The other side of this....is that the fees are set in stone and doctors have to cooperate....as do clinics.  For years, they've been unhappy about the rates and this year....they threatened to strike.  A deal was worked out a couple of days ago, at the last minute, but doctors carried through their strike threat anyway (on Wednesday).  How many participated?  It might be a couple of days, but you can figure at least fifty thousand stayed home....to make their point.

The agreement?  Well....what happens in a year or so....will be increased costs that are passed onto the citizens in some fashion.  It might be a visit fee deal, or the monthly cost, or maybe even cutting some of the optional benefits that they provide currently.  Somehow, you have to lose in the end.

Germans will argue on both sides of this debate.  They know the doctors take in less than most American doctors, but they point out that this is a profession....not a business.  Course, the doctor will say that they pay taxes like every German, take vacations, and think they deserve a pay raise every couple of years (of substance).
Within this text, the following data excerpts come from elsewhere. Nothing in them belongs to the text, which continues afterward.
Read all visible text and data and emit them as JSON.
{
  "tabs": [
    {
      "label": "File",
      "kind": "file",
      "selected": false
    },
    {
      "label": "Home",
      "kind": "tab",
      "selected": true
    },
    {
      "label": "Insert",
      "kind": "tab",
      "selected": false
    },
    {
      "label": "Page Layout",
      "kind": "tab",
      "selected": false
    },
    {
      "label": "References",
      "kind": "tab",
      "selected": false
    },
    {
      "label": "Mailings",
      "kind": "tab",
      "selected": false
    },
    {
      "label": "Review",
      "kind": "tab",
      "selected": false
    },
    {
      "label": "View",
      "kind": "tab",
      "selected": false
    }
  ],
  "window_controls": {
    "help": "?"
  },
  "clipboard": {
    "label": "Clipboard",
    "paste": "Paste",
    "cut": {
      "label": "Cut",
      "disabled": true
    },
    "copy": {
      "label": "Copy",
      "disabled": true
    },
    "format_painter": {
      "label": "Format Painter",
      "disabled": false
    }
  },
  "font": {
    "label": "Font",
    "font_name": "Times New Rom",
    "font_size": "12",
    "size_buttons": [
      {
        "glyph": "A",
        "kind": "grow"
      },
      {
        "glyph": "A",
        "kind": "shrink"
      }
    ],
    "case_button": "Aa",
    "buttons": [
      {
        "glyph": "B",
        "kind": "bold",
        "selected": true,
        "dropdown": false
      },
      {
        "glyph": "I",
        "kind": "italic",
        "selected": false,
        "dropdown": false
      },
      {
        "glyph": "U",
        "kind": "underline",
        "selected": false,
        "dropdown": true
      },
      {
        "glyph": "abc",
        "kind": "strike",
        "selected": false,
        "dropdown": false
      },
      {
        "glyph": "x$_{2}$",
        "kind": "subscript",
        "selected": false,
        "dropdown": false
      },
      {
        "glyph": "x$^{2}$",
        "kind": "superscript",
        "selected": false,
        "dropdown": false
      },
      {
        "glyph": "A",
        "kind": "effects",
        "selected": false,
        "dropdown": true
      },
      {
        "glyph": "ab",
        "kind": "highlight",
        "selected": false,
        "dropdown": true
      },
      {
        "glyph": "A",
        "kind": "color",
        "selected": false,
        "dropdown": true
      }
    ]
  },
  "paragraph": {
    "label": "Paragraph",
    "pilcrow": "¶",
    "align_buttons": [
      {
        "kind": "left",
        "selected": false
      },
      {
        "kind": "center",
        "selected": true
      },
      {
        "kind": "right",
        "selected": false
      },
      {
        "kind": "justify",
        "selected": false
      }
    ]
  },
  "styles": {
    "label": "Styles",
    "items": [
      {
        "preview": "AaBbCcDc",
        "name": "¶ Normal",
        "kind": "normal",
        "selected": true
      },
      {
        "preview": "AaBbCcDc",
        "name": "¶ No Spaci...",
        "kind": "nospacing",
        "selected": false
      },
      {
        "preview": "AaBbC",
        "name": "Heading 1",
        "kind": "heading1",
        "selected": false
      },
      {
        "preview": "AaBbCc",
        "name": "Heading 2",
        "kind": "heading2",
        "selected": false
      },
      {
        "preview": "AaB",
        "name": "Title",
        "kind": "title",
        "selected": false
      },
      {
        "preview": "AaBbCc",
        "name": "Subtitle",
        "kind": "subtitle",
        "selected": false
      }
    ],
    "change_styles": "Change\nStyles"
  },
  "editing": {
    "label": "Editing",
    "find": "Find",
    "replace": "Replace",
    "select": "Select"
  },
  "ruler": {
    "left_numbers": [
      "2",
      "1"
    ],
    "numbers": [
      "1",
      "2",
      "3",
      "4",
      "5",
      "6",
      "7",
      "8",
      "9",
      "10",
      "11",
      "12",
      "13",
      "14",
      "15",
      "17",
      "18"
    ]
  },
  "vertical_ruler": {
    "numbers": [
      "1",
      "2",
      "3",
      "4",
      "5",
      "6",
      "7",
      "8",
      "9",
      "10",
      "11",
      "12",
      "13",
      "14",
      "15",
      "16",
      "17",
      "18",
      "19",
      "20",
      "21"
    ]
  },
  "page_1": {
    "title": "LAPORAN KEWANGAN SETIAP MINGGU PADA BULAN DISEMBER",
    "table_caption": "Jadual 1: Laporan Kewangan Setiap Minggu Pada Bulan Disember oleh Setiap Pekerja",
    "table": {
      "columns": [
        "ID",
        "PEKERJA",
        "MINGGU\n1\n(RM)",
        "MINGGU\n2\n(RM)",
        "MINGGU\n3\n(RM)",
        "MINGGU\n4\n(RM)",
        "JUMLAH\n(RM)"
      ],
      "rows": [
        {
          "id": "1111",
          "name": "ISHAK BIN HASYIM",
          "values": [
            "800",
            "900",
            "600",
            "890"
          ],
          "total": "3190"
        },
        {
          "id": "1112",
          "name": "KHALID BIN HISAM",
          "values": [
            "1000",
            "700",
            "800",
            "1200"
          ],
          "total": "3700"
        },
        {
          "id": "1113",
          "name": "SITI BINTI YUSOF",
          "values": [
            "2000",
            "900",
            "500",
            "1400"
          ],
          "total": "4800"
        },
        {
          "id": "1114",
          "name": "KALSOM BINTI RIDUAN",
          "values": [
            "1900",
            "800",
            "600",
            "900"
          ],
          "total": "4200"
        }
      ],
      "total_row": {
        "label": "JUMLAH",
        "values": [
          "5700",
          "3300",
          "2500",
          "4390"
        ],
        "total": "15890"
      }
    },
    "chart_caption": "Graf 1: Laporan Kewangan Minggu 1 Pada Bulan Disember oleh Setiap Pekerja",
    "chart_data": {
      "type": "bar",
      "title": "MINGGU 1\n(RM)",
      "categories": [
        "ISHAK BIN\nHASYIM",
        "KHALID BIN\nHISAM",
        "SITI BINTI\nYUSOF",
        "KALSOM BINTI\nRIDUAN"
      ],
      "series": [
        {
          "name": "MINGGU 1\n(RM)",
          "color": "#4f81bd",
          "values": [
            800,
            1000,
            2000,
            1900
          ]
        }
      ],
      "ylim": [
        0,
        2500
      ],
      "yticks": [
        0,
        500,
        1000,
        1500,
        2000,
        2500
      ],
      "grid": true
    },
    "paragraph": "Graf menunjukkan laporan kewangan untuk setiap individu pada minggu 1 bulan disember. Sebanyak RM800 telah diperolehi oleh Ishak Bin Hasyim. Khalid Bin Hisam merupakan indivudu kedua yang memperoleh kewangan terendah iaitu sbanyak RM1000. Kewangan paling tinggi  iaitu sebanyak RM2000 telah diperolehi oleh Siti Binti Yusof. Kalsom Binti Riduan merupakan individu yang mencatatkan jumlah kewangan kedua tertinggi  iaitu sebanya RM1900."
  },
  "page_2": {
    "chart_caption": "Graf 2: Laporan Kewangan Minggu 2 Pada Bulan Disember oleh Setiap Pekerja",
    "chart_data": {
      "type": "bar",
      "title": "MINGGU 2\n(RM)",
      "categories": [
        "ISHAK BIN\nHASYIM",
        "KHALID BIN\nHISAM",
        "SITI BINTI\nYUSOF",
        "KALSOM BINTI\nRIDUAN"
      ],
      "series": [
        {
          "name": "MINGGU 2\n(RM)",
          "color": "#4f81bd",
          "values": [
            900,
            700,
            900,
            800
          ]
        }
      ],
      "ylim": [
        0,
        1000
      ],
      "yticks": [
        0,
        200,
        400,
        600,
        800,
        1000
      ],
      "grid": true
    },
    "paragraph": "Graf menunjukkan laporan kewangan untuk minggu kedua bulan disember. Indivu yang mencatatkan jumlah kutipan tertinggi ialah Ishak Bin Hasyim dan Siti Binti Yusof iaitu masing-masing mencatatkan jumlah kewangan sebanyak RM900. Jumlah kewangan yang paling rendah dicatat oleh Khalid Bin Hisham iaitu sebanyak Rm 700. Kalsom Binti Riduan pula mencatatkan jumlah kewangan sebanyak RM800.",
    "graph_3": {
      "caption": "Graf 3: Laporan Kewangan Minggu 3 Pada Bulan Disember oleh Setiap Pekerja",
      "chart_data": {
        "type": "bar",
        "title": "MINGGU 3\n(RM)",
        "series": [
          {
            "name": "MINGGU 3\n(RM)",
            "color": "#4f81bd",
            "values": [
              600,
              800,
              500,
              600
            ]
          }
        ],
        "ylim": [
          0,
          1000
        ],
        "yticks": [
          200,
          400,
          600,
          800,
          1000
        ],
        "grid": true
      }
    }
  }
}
The Channel One folks (ARD), have done a survey and shown that barely six percent of the population agrees with the doctors.  There's likely no support that makes further strikes of necessity.  Whatever the insurance companies agreed to....is likely the end of this story and the doctors are simply showing their power.  In four years, I would imagine that the doctors will come back to discuss the next round.

The bottom line?  There is no such thing as free health care, in Germany.  There's no such thing as cheap health care, in Germany.  There's no such thing as reasonable health care at a certain cost, in Germany.  The cost can only move upward, with speed being the only question mark.